「究極」に続くイエスのアルバムは「トーマト」という何だかよく分からない変なタイトルが冠されました。もともとはイエス・トールという実在の岩山を指す言葉をタイトルにする予定だったそうで、あまり目立ちませんが、その岩山の写真がジャケットに使用されています。

 しかし、ジャケットを見たある女性がトマトを連想したことから、イエス・トールとトマトを引っ付けた上でイエスを落とし、「トーマト」が誕生したとのことです。アルバムの内容とは何の関係もない話ですけれども、この頃の彼らの気分が垣間見える感じがします。

 ジャケットは再びヒプノシスが担当しました。さすがはヒプノシス、なかなかの傑作だと思います。大胆に顔をカットした構図といい、色合い、トマトの崩れ具合など、バランスは素晴らしく、彼らの作品の中でも上位に位置する傑作だと思います。
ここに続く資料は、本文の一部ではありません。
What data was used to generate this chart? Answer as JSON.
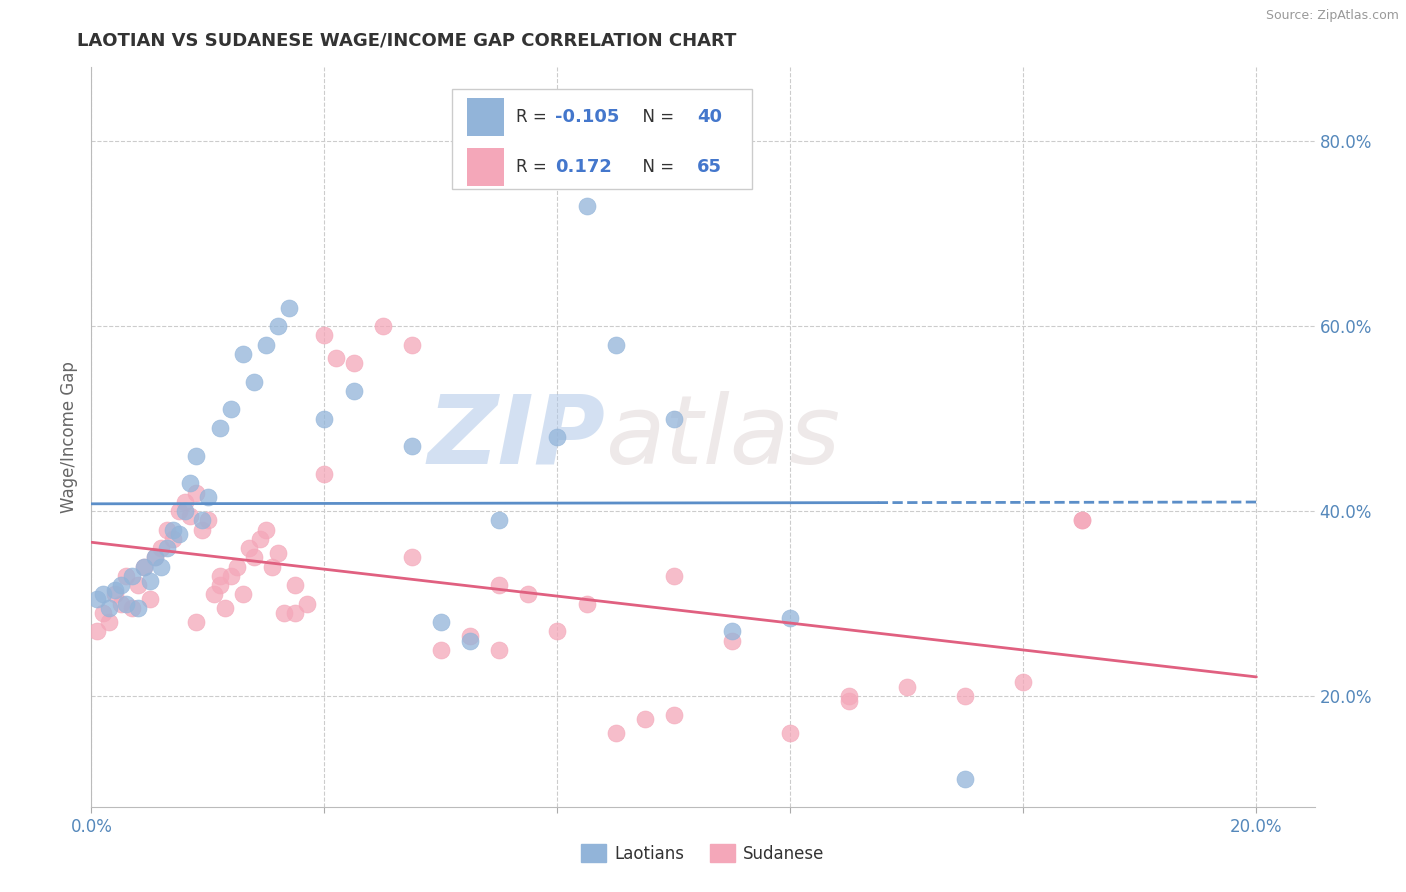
{
  "title": "LAOTIAN VS SUDANESE WAGE/INCOME GAP CORRELATION CHART",
  "source_text": "Source: ZipAtlas.com",
  "ylabel": "Wage/Income Gap",
  "watermark_zip": "ZIP",
  "watermark_atlas": "atlas",
  "xlim": [
    0.0,
    0.21
  ],
  "ylim": [
    0.08,
    0.88
  ],
  "xtick_vals": [
    0.0,
    0.04,
    0.08,
    0.12,
    0.16,
    0.2
  ],
  "xticklabels": [
    "0.0%",
    "",
    "",
    "",
    "",
    "20.0%"
  ],
  "ytick_vals": [
    0.2,
    0.4,
    0.6,
    0.8
  ],
  "ytick_labels": [
    "20.0%",
    "40.0%",
    "60.0%",
    "80.0%"
  ],
  "laotians_R": -0.105,
  "laotians_N": 40,
  "sudanese_R": 0.172,
  "sudanese_N": 65,
  "laotian_color": "#92b4d9",
  "sudanese_color": "#f4a7b9",
  "laotian_line_color": "#5b8ec8",
  "sudanese_line_color": "#e06080",
  "legend_laotian_label": "Laotians",
  "legend_sudanese_label": "Sudanese",
  "laotian_x": [
    0.001,
    0.002,
    0.003,
    0.004,
    0.005,
    0.006,
    0.007,
    0.008,
    0.009,
    0.01,
    0.011,
    0.012,
    0.013,
    0.014,
    0.015,
    0.016,
    0.017,
    0.018,
    0.019,
    0.02,
    0.022,
    0.024,
    0.026,
    0.028,
    0.03,
    0.032,
    0.034,
    0.04,
    0.045,
    0.055,
    0.06,
    0.065,
    0.07,
    0.08,
    0.085,
    0.09,
    0.1,
    0.11,
    0.12,
    0.15
  ],
  "laotian_y": [
    0.305,
    0.31,
    0.295,
    0.315,
    0.32,
    0.3,
    0.33,
    0.295,
    0.34,
    0.325,
    0.35,
    0.34,
    0.36,
    0.38,
    0.375,
    0.4,
    0.43,
    0.46,
    0.39,
    0.415,
    0.49,
    0.51,
    0.57,
    0.54,
    0.58,
    0.6,
    0.62,
    0.5,
    0.53,
    0.47,
    0.28,
    0.26,
    0.39,
    0.48,
    0.73,
    0.58,
    0.5,
    0.27,
    0.285,
    0.11
  ],
  "sudanese_x": [
    0.001,
    0.002,
    0.003,
    0.004,
    0.005,
    0.006,
    0.007,
    0.008,
    0.009,
    0.01,
    0.011,
    0.012,
    0.013,
    0.014,
    0.015,
    0.016,
    0.017,
    0.018,
    0.019,
    0.02,
    0.021,
    0.022,
    0.023,
    0.024,
    0.025,
    0.026,
    0.027,
    0.028,
    0.029,
    0.03,
    0.031,
    0.032,
    0.033,
    0.035,
    0.037,
    0.04,
    0.042,
    0.045,
    0.05,
    0.055,
    0.06,
    0.065,
    0.07,
    0.075,
    0.08,
    0.09,
    0.095,
    0.1,
    0.11,
    0.12,
    0.13,
    0.14,
    0.15,
    0.16,
    0.17,
    0.018,
    0.022,
    0.035,
    0.04,
    0.055,
    0.07,
    0.085,
    0.1,
    0.13,
    0.17
  ],
  "sudanese_y": [
    0.27,
    0.29,
    0.28,
    0.31,
    0.3,
    0.33,
    0.295,
    0.32,
    0.34,
    0.305,
    0.35,
    0.36,
    0.38,
    0.37,
    0.4,
    0.41,
    0.395,
    0.42,
    0.38,
    0.39,
    0.31,
    0.32,
    0.295,
    0.33,
    0.34,
    0.31,
    0.36,
    0.35,
    0.37,
    0.38,
    0.34,
    0.355,
    0.29,
    0.32,
    0.3,
    0.59,
    0.565,
    0.56,
    0.6,
    0.58,
    0.25,
    0.265,
    0.25,
    0.31,
    0.27,
    0.16,
    0.175,
    0.18,
    0.26,
    0.16,
    0.195,
    0.21,
    0.2,
    0.215,
    0.39,
    0.28,
    0.33,
    0.29,
    0.44,
    0.35,
    0.32,
    0.3,
    0.33,
    0.2,
    0.39
  ]
}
何やら不思議な作品です。

 本作品は前作から約1年を経て制作が開始され、半年かかって発表にこぎつけています。今回は前作からメンバー・チェンジがありませんでした。イエスの場合、全く同じメンバーで2作続けるというのは珍しく、大変久しぶりのことなのでした。

 作風は前作をさらに推し進めたような形になっていて、A面、B面4曲ずつと、短めの曲ばかりが収められています。これも久しぶりのことです。各楽曲はスリムにまとめられていて、かつてのドラマ性はありません。ロックでポップなプログレ路線です。

 各楽曲のタイトルの中には、日本人としては複雑な気持ちになる「クジラに愛を」だとか、「UFOの到来」なんていう、これまでのジョン・アンダーソンを知る者にとっては驚きのポップさが溢れてきています。UFOではあっても俗世間にアンダーソンが舞い降りてきました。

 「天国のサーカス」ではアンダーソンの息子さんが歌っているというエピソードまであって、プログレ・イエスのファンを途方に暮れさせました。お茶目な姿勢がどんどんエスカレートしてきましたが、似合わない気もします。ちょっと無理があるかも。

 この作品は、アマゾンのカスタマー・レビューなどを見ると、意外に人気があることが分かります。レコード・コレクターズ誌でも、「中期イエスの代表作に挙げる声が多い」と書かれています。私としては意外ですが、世間では結構な人気を誇っているんです。

 一方で、前作に引き続いてセルフ・プロダクションとなっていますが、そのプロデュースが弱いと批判されることがあります。メンバーも、方向性を見失っていたと言う言い方をすることがあります。前作にあったまとまりがないということなのでしょう。

 セールスは前作ほどではありませんでしたけれども、世界中でトップ10ヒットとなっています。日本では以前ほどは売れず、当時の扱いは冷たかったと記憶しています。プログレ王国ですからね、日本は。イエスには重厚長大でいてほしいと私も思っていましたから。

 私は圧倒的に前作が好きです。イエスのメンバーはさすがに達者な人たちばかりですから、水準以上のアルバムにはなっていると思いますが、前作ほどは歓びがあふれ出てはおらず、何となくメンバー間の折り合いがよろしくないのではないかと思ってしまいました。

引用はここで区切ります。